Nombreux sont les travaux de recherche sur le théâtre scolaire et le théâtre d’éducation du XVIIIe siècle que nous regroupons sous l’appellation « théâtre d’enfance », qui désigne un théâtre conçu pour les élèves, enfants ou adolescents, dont l’anthologie L’Enfant rêvé1 publie moult pièces, la plupart inconnues. Les textes, souvent peu accessibles – manuscrits pour les pièces scolaires, non réédités pour les recueils d’éducation – font apparaître des aspects méconnus de ce théâtre d’enfance. Par ailleurs, s’il est largement répandu au XVIIIe siècle, son existence se poursuit au XIXe siècle, comme en témoignent les nombreuses rééditions de recueils – parmi lesquels les œuvres complètes de Berquin – et la parution de nouveaux volumes dans le champ éditorial pour la jeunesse, même si le genre romanesque domine. Ce numéro des Cahiers Fablijes part du constat que tout un pan du théâtre d’enfance des XVIIIe et XIXe siècles, textes et pratiques, demeure ignoré par la recherche. Ce sont ces aspects méconnus que nous souhaiterions mettre en lumière pour mieux comprendre les continuités et discontinuités qui s’opèrent avec le théâtre de jeunesse contemporain aujourd’hui en plein essor, selon l’hypothèse que le XIXe siècle constitue un point de passage important largement ignoré par la critique.
En effet, au XVIIIe siècle, le théâtre scolaire, en particulier celui des jésuites et celui de Saint-Cyr, ont fait l’objet de nombreux travaux ; des recherches récentes intègrent également les collèges de l’Université de Paris2. Mais du côté de l’éducation des garçons, les théâtres des collèges gérés par les oratoriens, les doctrinaires, les génovésains, les augustins, etc. sont encore relativement peu traités. De même, du côté des demoiselles, le théâtre fait partie des pratiques que l’on trouve par exemple dans la Maison lilloise de la Sainte et Noble Famille3, à l’Abbaye-aux-bois4, chez les carmélites et les bénédictines5, chez les ursulines6, au couvent Smolny7… Quant aux recueils de théâtre d’éducation, rares sont les témoignages relatifs à ces pratiques familiales qui rejoignent parfois le théâtre de société, comme l’a montré Marie-Emmanuelle Plagnol-Diéval.

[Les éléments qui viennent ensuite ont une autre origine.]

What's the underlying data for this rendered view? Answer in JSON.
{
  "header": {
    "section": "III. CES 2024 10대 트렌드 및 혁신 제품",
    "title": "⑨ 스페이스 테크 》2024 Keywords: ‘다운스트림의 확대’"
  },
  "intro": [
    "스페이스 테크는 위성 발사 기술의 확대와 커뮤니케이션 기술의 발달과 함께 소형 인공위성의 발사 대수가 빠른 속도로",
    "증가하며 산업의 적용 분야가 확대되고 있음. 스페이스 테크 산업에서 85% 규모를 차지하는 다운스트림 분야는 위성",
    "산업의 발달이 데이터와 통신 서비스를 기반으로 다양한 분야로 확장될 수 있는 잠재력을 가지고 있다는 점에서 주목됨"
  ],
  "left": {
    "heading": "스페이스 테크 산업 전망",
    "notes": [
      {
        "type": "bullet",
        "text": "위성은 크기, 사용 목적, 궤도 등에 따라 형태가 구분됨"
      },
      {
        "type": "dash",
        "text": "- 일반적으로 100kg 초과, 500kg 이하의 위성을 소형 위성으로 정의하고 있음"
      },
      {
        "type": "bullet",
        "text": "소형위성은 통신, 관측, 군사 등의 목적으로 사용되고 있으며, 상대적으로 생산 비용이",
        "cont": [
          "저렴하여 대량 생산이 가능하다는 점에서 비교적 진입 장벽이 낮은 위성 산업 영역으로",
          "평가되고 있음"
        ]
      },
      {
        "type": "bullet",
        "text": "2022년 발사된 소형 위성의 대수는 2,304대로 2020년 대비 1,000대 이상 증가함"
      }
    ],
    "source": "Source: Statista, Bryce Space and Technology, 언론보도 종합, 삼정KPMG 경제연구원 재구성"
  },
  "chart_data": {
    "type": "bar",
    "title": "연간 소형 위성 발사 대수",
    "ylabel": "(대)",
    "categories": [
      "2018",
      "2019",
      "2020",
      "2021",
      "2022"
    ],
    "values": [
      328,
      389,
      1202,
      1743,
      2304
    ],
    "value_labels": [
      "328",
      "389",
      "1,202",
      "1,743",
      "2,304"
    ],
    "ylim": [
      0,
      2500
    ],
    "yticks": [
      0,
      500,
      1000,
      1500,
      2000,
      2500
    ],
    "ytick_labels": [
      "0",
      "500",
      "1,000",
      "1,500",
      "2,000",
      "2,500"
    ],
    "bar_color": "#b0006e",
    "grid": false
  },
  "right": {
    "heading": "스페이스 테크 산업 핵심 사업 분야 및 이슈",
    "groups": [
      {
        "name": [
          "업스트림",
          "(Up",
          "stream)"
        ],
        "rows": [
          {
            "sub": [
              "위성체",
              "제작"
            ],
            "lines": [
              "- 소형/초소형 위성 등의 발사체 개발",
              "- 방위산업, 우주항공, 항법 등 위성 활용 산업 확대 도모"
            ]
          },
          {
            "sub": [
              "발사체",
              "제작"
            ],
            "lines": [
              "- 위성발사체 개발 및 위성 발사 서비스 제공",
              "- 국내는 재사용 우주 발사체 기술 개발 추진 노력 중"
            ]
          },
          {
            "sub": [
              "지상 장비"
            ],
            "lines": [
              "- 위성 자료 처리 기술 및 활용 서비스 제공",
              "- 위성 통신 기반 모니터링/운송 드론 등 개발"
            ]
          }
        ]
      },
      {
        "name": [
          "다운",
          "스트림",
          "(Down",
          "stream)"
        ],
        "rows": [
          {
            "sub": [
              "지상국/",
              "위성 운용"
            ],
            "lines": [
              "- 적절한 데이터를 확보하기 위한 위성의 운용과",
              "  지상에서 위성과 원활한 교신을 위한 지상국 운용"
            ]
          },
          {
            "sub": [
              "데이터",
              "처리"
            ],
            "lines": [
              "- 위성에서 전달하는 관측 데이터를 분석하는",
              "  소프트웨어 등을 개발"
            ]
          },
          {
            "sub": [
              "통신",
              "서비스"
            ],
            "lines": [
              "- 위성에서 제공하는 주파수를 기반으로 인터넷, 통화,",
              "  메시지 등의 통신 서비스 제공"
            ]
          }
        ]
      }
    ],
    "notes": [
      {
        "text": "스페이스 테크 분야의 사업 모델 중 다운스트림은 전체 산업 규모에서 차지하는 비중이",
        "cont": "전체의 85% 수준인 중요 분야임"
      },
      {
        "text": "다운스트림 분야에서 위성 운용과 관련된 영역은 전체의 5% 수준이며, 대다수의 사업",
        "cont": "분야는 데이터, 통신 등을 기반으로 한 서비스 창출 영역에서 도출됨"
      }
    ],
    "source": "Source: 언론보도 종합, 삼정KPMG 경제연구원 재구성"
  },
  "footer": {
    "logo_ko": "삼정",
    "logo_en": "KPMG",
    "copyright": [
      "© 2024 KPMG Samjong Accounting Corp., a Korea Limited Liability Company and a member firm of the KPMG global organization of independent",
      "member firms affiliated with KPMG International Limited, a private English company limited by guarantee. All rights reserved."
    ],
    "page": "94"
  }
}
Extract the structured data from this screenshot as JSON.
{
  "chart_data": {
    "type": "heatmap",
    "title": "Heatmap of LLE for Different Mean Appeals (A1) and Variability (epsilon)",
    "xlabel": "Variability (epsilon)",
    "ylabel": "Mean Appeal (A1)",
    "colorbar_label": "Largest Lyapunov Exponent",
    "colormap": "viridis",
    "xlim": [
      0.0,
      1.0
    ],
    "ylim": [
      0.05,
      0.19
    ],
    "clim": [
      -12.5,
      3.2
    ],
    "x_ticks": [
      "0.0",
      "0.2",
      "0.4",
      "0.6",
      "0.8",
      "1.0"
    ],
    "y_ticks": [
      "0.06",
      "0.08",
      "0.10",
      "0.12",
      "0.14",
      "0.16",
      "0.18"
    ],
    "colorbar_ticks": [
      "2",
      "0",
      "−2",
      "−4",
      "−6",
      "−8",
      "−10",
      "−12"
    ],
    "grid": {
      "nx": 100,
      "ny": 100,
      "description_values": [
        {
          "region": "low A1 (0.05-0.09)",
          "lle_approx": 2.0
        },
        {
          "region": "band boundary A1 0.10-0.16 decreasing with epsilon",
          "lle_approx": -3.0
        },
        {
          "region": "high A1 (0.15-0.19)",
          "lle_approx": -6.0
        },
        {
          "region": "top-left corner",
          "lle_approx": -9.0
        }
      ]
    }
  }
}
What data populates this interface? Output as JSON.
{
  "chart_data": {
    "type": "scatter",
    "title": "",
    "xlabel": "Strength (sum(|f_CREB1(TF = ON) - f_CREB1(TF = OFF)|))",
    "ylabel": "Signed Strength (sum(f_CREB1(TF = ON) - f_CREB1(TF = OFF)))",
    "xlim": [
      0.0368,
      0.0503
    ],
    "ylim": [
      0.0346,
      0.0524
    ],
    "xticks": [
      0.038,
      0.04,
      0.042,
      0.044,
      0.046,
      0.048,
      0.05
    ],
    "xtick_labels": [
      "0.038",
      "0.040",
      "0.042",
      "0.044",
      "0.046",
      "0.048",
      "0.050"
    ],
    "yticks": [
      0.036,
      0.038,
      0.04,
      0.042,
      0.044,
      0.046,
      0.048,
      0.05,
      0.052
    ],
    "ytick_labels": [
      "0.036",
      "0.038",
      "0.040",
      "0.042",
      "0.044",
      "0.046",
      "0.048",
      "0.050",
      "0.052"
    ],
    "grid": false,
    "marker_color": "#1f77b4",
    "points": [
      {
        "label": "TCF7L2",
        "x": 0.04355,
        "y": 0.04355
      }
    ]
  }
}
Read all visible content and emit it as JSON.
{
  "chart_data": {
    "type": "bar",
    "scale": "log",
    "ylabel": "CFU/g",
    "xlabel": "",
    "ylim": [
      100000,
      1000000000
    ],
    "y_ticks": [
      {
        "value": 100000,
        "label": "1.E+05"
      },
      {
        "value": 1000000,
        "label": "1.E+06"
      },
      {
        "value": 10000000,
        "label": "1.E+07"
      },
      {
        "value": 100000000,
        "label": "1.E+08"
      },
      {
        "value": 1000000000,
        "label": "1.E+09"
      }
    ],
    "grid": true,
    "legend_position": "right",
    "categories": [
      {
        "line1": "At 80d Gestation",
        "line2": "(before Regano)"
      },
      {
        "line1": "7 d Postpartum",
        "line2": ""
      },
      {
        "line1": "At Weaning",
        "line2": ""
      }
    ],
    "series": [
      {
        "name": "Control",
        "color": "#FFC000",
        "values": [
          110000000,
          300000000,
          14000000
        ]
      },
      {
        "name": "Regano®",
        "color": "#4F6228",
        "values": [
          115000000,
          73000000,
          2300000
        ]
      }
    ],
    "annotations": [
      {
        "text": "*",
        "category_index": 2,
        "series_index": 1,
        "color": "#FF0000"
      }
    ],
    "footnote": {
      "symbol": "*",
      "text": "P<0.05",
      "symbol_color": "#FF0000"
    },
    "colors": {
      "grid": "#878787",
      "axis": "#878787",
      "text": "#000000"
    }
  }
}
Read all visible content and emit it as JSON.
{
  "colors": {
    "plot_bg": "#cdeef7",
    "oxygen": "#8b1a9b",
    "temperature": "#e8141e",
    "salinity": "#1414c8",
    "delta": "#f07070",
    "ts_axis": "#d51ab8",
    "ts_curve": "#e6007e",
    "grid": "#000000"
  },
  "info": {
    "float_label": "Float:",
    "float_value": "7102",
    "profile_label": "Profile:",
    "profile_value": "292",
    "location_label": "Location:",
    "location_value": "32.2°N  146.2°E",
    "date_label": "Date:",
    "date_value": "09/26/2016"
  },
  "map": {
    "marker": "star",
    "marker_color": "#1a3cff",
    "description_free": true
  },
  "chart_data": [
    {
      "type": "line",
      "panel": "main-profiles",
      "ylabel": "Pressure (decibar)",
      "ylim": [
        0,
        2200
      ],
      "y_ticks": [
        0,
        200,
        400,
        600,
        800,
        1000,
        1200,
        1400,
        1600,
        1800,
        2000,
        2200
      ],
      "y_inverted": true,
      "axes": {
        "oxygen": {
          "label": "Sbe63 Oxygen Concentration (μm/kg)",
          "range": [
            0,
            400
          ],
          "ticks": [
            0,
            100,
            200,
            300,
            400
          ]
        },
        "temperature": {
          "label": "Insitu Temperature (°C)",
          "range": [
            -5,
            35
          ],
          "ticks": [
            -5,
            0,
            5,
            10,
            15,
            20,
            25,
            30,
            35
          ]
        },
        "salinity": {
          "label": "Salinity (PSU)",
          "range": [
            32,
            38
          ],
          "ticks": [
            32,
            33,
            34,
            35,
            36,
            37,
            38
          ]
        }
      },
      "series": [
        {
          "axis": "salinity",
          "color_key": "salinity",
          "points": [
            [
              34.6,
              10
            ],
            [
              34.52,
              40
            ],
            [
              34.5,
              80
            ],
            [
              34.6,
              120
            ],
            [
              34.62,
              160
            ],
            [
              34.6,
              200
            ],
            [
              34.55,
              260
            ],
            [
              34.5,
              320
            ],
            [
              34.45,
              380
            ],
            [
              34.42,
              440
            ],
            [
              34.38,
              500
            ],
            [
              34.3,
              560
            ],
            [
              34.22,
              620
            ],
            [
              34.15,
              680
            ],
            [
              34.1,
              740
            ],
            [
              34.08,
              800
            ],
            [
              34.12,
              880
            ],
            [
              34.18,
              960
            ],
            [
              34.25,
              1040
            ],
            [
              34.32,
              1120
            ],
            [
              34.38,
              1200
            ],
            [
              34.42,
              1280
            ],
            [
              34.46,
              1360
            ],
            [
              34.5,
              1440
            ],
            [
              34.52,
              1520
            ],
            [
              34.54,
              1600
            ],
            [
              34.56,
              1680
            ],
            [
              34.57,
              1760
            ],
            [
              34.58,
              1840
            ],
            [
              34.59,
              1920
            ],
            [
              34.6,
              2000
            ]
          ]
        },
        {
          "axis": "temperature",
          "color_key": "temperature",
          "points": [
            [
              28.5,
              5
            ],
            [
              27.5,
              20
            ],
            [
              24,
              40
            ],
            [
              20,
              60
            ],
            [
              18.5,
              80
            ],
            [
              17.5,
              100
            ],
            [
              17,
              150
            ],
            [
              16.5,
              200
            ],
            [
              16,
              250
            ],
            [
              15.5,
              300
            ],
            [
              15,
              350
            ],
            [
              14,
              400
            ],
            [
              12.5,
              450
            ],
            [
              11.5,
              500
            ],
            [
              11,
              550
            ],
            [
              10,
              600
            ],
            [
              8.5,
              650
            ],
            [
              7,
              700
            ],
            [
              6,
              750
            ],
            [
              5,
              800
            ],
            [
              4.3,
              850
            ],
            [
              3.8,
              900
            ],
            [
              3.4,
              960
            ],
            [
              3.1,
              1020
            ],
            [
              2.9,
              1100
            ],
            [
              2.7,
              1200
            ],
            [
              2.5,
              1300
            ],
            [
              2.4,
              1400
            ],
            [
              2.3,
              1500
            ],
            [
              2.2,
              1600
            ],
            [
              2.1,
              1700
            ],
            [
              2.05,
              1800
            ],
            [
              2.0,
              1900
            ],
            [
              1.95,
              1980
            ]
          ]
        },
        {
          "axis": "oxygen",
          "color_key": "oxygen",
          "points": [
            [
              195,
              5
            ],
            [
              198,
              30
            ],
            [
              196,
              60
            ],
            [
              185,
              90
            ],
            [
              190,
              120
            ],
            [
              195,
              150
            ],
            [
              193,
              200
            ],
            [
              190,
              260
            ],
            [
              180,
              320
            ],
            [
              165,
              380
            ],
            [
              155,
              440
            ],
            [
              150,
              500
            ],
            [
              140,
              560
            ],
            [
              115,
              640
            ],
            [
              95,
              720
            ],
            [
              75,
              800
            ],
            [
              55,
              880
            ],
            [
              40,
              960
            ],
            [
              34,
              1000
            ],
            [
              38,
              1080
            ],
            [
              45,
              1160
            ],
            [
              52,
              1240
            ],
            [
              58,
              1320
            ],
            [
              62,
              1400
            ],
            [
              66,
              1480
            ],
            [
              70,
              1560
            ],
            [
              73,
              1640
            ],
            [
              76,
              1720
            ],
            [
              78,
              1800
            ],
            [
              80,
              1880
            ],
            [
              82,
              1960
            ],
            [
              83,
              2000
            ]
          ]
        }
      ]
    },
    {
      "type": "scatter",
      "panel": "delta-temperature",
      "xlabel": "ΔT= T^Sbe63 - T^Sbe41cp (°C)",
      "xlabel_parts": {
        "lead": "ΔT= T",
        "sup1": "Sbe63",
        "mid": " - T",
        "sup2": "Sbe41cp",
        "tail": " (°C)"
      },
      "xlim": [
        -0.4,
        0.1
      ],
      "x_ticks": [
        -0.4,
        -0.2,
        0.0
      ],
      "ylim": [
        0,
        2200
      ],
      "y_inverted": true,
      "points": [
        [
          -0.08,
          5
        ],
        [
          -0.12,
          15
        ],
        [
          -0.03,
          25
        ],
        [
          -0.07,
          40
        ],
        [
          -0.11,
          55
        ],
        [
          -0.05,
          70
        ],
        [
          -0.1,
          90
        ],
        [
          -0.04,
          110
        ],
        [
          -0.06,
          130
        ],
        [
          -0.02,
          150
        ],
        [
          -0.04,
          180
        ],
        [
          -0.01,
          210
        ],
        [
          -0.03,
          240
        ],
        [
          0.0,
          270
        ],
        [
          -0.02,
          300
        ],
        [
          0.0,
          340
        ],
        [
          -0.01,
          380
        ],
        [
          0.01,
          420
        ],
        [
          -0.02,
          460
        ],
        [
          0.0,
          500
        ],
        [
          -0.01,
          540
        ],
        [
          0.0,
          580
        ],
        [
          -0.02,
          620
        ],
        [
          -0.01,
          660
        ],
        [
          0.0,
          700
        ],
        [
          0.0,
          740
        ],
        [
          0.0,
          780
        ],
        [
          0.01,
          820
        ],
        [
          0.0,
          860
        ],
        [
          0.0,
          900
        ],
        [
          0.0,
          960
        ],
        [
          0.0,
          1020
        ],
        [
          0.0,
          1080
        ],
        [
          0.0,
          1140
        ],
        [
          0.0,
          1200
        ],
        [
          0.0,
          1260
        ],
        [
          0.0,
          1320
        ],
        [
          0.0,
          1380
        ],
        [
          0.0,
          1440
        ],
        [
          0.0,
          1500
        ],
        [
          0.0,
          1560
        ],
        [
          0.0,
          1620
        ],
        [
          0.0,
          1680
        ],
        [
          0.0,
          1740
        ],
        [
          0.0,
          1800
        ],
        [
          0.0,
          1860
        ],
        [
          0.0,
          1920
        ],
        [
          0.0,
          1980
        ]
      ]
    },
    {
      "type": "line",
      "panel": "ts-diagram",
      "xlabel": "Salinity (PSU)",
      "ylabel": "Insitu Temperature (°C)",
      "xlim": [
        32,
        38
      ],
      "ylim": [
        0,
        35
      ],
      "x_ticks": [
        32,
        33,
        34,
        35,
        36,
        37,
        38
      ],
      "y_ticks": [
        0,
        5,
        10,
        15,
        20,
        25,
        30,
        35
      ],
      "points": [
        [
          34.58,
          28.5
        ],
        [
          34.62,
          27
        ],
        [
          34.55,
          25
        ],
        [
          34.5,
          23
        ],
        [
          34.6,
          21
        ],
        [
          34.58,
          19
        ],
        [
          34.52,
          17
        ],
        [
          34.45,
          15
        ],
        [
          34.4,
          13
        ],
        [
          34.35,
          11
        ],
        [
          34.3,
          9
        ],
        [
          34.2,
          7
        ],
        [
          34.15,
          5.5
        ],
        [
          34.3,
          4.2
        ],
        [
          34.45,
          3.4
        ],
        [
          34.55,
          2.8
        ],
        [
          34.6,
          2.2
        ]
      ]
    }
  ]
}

De telles pratiques se poursuivent au XIXe siècle, le théâtre pédagogique semblant « concurrencer une école encore défaillante8 » selon Francis Marcoin, qui cite plusieurs recueils : Entretiens pour l’amusement et l’instruction des enfants (Société des Bons livres, 1833), Petit Théâtre des maisons d’éducation pour les jeunes gens (Lille, Lefort, 1848), Théâtre chrétien à l’usage des maison d’éducation par la comtesse Zernein (Oliver-Fulgence, 1848), Géographie dramatique de la jeunesse de Jauffret (Paris, Maumus, 1830, 2e édition). Mentionnons aussi les proverbes dramatiques de Madame Campan à distribution féminine publiés entre 1824 et 1832, le Nouveau Théâtre d’éducation pour les jeunes personnes de 1840 attribué à Marie Emery ou encore le Nouveau Théâtre des jeunes personnes (Paris, Guillier, 1858) de Madame Guénot. Le théâtre d’éducation connaît encore au XIXe siècle une certaine vitalité, au gré de pratiques de société qui en exploitent toujours le double enjeu récréatif et édifiant (Madame de Flesselles, Petit Théâtre de famille, Blanchard, 1823 ; L’Enfance en action. Petit théâtre moral, Paris, A. Marcilly, 1831 ; Comtesse de Ségur, Comédies et Proverbes, Hachette, 1865), souvent dans le cadre d’expériences scolaires (Jean Macé, Théâtre du Petit Château, Hetzel, 1861).
Des théâtres sont également créés pour des troupes de jeunes gens, dont le jeu excède ainsi la sphère privée ou le cadre du théâtre de société, non sans mal, car la loi interdit aux enfants de moins de quinze ans de se produire sur scène et exige donc de nombreuses dérogations adressées à la censure. Le Théâtre des Jeunes-Artistes (1790-1807), le Gymnase enfantin (1829-1843) ou encore le Théâtre Comte (1820-1846), proposent des spectacles exclusivement joués par des enfants, tandis que d’autres établissements, comme le Théâtre de Séraphin, surnommé « Spectacle des enfants de France » à partir de 1781, affichent nettement le caractère spécifique de leur auditoire. Certaines salles de spectacle, comme le Théâtre de la Galerie Vivienne, proposent même à la fin du siècle des « matinées enfantines », exhibant par cette temporalité particulière, la différenciation de leur public.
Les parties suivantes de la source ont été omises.